Artificial intelligence has been defined as computer software that is highly trained to perform a task or perform a series of tasks with the use of algorithms and artificial intelligence. As with all software, the quality of the artificial intelligence is determined by its programming language. For artificial intelligence to be complete it must also be able to interact naturally with humans in situations where it is not fully understood. The definition of artificial intelligence can sometimes be difficult for programmers to understand, but it can be explained in simple terms:
Artificial intelligence is a general term that covers many applications in diverse domains such as manufacturing, decision-making, online games, digital devices, finance, marketing etc. Machine learning refers to applications in which computer software is trained to anticipate user input and behave accordingly. In other words, artificial intelligence is about achieving a state of the art performance by a machine while human intelligence covers issues such as problem solving, speech recognition etc. Deep learning refers to the combination of these two areas and is rapidly emerging as the most important area of artificial intelligence today.

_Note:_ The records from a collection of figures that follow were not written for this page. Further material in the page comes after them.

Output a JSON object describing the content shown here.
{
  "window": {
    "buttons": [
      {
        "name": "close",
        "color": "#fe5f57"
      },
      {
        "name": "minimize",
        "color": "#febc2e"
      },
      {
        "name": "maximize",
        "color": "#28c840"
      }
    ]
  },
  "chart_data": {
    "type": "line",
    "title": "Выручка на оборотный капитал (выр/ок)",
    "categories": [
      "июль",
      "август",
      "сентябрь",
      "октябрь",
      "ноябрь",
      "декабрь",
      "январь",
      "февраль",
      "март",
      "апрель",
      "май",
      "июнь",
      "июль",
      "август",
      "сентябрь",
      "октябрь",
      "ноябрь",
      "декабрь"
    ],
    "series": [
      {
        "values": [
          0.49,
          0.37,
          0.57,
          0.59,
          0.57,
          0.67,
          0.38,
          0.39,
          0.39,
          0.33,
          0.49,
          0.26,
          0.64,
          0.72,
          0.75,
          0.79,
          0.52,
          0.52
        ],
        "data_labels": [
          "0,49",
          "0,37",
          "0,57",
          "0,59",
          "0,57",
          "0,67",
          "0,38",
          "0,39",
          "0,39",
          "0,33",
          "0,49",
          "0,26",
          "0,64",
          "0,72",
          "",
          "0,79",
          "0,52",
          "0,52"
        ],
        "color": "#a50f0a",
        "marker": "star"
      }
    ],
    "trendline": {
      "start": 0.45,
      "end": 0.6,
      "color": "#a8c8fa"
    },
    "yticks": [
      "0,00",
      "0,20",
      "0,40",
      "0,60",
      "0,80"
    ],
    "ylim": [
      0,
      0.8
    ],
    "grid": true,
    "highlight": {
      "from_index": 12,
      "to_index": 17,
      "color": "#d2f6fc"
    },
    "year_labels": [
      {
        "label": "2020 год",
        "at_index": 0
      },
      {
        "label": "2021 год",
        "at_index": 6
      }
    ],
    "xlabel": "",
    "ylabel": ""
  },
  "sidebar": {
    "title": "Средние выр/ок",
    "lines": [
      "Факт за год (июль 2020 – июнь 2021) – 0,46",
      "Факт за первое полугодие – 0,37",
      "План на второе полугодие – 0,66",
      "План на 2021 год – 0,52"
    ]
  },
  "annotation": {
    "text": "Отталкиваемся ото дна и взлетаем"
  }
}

Programming language is a necessary part of artificial intelligence. Today, more than a third of all scientific papers are produced using languages such as C++, Java, MATLAB, R, Python, SQL, etc., so that the future of computer science is well on its way. However, even though these programming languages are extremely powerful, they are limited by the difficulty of designing and evaluating artificial intelligence systems. In order to design AIs, the programmers must be well versed in the programming languages they will be using. The programs that form the basis of artificial intelligence must also be updated regularly. As new machine learning tools and algorithms emerge, these tools and algorithms will become even more complicated and difficult to program.
A natural language processing system can be defined as a set of rules specifying how computers, humans or other artificial intelligence machines will communicate. These rules can be written in a number of different places such as English, Spanish, Chinese, French, German etc. Each different language has its own idiosyncrasies that need to be taken into account when writing programs for these devices. This is one of the major limiting factors of artificial intelligence.
Natural Language Processing does not provide a direct path to artificial intelligence. Instead it aims to provide machines with a set of rules specifying how a particular machine will reason. For instance, if we were to program a machine to play a chess game we would need to specify a number of chess pieces to be allowed and their position on the chessboard, the pieces’ color and the pieces’ value so that the machine can reason correctly. Similarly, to program AI machines to reason properly a user would need to teach these machines how to reason.
Deep learning involves embedding these reasoning trees into artificial intelligence systems. Once these trees are fully embedded, the machines can reason rationally. Some argue that this can only be achieved by creating very sophisticated algorithms that are optimized for certain types of inputs and gradients or levels of difficulty. The argument that Deep Learning gives rise to is that because an algorithm is used many times a day by Deep Learners, it forms a pattern of algorithms which can be learned easily and can be applied to many different applications. It also provides a readymade framework for developers who are able to extend the functionality of existing machines.
However, a different group of researchers argue that while Deep Learning does have some advantages over the status of artificial intelligence, its future lies in various directions. They claim that we cannot have intelligent agents without human operators, therefore we cannot have artificially intelligent agents without human operators, therefore and so on. Another group of researchers claim that all forms of artificially intelligent machines will be limited by their programmers’ ability to reason correctly and efficiently. The conclusion which can be drawn from this is that while human beings are capable of reasoning efficiently and clearly, we still have a long way to go before machines can do the same.
Both sides of the argument put forward compelling points. What is important is that one has to take into consideration that whatever may be the nature of AI machines, there is still a way forward, a road map towards achieving Artificial Intelligences, whether they are operated by humans or by AI machines. Hence, whether one thinks of Alpha, Beta or Gamma AI, the goal remains the same, and that is to achieve Artificial Intelligence. In the next part of this series, we shall look at the current status of such Artificial Intelligent Systems, what they are capable of and how far they are away from human thinking machines.